Laura Scalzo's heroine Julia in The Speed of Light in Air, Water, and Glass is a lover of fractals, those patterns in nature that look just the same from close up as they do from far away. "A fractal is a thing that's itself over and over again, forever," Julia explains, speaking of herself as much as of science. It's a perfect image for a book that flowers in a similar way, as three distinct stories--of a young girl who feels abandoned by her father, a boy searching for a lost grandfather, and a kind of Japanese princess who points the way ahead--find echoes in each other and in larger narratives from history books. But the real power of Scalzo's book is in its sentences--lyrical and insightful--which sweetly convey the thoughts and hopes and dreads of a young girl who figures out a way to shed old patterns of being and turn herself into something brand new.
--Vince Bzdek, Editor-in-Chief, Colorado Springs Gazette, and author of The Kennedy Legacy and Woman of the House.
In this beautifully written novel, Laura Scalzo manages to make sense of both twenty-first century teenagers and a fifty-year-old covert war. Every word rings true.
--Hunter Bennett, author of The Prodigal Rogerson
Julia is a wonderful character! She's awed by the universe and Walt Whitman, annoyed by her parents, and challenged by a mystery. In one tumultuous week she delves into the history of the Vietnam War, medieval Japan, and nineteenth century Washington, D.C. and the physics of fractals. Laura Scalzo skillfully weaves historical figures and an array of present-day characters into a sometimes funny, sometimes poignant, always fascinating novel.
--Deborah Johnson, Barstons Child's Play
2019-01-16
In Scalzo's debut novel, a teenager skips a STEM competition to pursue her own interests.

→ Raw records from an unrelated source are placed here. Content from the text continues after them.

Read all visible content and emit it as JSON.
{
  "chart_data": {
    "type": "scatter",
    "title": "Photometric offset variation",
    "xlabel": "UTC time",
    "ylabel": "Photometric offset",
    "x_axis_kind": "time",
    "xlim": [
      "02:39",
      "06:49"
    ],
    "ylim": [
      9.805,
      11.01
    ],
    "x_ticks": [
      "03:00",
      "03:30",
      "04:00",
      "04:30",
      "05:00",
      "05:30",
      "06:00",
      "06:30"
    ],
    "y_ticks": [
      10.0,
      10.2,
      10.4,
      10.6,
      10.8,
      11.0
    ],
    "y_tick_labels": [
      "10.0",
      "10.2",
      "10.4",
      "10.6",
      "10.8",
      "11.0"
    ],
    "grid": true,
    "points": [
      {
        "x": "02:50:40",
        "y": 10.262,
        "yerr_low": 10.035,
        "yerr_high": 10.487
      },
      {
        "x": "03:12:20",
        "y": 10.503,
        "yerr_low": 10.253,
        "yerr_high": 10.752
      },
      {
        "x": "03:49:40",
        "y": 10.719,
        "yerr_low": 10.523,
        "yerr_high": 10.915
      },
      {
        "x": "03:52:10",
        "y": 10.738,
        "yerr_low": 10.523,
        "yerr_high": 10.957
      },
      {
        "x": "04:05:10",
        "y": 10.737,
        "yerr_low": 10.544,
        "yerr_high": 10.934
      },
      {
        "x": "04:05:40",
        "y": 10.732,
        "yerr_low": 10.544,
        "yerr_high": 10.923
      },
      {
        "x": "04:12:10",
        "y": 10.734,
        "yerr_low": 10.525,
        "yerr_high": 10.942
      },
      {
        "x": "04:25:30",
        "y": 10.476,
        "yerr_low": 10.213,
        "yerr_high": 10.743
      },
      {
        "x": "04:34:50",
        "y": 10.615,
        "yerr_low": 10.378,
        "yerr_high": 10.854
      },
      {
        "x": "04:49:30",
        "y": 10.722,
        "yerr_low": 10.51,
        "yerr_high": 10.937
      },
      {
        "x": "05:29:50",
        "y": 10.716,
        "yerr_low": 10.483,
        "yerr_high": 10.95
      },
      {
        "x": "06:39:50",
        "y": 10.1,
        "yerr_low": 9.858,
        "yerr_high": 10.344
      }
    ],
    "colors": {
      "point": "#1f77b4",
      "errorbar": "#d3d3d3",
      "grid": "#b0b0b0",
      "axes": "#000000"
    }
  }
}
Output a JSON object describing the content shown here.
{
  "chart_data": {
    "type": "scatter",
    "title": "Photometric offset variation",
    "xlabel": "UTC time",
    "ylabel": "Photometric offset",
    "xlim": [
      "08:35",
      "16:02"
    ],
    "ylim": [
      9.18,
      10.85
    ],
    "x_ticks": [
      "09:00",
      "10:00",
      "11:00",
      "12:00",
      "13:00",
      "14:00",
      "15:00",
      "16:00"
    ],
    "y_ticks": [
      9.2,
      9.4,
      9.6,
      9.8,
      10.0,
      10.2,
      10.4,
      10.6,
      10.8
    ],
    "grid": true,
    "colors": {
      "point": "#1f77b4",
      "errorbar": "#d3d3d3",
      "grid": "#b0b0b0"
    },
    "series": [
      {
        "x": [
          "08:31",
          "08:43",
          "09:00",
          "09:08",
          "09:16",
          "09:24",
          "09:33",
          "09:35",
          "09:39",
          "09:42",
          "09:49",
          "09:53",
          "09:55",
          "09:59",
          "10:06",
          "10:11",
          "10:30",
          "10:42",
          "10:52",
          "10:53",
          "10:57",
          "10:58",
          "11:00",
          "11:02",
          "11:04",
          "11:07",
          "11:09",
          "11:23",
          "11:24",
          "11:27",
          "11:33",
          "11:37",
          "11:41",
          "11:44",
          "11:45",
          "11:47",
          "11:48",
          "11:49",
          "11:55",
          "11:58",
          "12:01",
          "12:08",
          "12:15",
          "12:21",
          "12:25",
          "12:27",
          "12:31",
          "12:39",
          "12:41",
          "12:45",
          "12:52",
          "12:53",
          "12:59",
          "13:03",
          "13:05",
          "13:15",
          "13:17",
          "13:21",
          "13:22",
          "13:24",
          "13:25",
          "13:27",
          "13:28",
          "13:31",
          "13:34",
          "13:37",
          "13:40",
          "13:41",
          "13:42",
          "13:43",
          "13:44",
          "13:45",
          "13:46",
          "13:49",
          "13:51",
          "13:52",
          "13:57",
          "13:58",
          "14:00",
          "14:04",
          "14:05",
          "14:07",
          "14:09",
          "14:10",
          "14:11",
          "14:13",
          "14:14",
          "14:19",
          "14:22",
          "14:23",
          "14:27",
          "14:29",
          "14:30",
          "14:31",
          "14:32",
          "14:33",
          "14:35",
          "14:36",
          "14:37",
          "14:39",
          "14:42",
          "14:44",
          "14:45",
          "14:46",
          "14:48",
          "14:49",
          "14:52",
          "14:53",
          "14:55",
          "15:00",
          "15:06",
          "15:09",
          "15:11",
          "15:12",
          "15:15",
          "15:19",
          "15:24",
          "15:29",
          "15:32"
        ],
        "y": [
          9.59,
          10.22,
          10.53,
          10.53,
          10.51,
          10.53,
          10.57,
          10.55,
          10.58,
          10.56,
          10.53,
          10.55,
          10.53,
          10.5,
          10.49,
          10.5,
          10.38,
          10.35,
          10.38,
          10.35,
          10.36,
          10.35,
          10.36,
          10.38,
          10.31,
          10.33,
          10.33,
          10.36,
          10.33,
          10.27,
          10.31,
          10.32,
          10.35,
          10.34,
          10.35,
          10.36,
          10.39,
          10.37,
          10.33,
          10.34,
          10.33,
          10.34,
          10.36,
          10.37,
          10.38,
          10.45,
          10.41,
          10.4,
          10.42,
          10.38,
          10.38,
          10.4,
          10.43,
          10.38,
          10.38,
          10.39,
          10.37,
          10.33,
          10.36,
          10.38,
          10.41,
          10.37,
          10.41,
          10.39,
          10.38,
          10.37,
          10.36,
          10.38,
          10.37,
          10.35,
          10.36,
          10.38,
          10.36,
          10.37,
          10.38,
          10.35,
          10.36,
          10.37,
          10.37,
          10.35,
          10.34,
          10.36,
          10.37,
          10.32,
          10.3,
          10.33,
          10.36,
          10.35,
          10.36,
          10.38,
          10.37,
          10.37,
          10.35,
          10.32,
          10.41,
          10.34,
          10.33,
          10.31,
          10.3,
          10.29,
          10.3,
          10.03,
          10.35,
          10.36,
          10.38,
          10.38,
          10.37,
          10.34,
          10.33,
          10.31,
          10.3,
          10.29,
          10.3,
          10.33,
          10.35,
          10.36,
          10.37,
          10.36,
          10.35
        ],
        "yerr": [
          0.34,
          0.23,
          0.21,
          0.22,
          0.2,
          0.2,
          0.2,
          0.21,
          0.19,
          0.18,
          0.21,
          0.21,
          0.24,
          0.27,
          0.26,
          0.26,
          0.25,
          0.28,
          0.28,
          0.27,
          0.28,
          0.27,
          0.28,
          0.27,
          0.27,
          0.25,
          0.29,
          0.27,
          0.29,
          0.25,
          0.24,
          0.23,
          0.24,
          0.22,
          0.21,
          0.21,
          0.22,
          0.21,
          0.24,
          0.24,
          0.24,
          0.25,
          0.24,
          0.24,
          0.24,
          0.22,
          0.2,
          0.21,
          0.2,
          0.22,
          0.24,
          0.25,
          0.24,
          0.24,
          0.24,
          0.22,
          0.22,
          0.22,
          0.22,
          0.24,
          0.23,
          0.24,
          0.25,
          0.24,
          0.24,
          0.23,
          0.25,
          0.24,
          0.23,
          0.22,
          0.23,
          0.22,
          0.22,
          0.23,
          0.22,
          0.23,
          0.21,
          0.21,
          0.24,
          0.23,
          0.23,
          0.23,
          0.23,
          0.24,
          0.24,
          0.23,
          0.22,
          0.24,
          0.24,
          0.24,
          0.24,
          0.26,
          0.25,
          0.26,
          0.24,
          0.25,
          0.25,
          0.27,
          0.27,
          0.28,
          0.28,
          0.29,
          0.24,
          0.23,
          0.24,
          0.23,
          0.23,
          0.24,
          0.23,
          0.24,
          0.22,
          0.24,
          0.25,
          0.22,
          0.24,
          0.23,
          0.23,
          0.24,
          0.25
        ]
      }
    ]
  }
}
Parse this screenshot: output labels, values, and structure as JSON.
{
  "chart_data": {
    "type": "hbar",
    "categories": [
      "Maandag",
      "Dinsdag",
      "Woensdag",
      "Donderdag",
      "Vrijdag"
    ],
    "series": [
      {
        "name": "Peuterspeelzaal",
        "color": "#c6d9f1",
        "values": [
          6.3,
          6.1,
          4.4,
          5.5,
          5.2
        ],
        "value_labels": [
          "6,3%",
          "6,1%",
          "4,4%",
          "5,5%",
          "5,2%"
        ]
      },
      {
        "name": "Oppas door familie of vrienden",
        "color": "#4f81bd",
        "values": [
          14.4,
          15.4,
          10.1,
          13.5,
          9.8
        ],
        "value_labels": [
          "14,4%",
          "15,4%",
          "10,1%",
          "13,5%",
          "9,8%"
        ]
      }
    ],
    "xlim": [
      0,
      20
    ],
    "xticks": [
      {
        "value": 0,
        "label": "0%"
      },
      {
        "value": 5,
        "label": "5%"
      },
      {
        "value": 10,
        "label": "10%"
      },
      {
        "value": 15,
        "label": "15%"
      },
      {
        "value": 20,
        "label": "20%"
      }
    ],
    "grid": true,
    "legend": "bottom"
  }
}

Fifteen-year-old Julia Bissette is an aficionado of fractals ("You can draw a circle with geometry, but you can draw a snowflake with fractal geometry"). She'd initially planned to go to a national conference that awards a monetary prize to the best fractal diagram produced by one of its young entrants. Instead, she spends a Holden Caulfield-esque week exploring her hometown of Washington, D.C., on her own terms. She uses her father's credit card to check into the Hay-Adams Hotel, and at the Vietnam Veterans Memorial, Julia meets Kal Kovac, a tall teenage boy trying to solve the mystery of why his grandfather never returned from the war. Julia and Kal hit it off, and they team up to investigate his relative's past—a journey that takes them to the National Archives, CIA headquarters,and, eventually, to the very competition that Julia's been avoiding. The present-day chapters are intercut with excerpts from Kal's grandfather's journal, including an account of his work during secret missions in Laos, and both narratives reach their resolutions in the book's closing pages. Julia is a compelling protagonist who's both self-aware and self-indulgent ("I guess I might be in trouble, but for what?"). Indeed, readers may have trouble deciding whether they want to root for her or shake some sense into her. Her relationship with Kal is refreshing, as it doesn't instantly transform into a romance; they're strangers united by a cause rather than sudden soul mates. Scalzo knows her District of Columbia setting well, and she develops it in detail throughout the story, allowing both Julia and the reader to become reacquainted with a familiar place. The prose is strong—quiet but evocative—and it does an excellent job of capturing the unanswered questions that drive Julia and Kal: "His isn't a war story I understand from school and field trips, a Civil War soldier breathing his last breath, Walt Whitman holding his hand at the Patent Office, not even a mile from the White House and President Lincoln himself."
An enjoyable story of teen independence and exploration.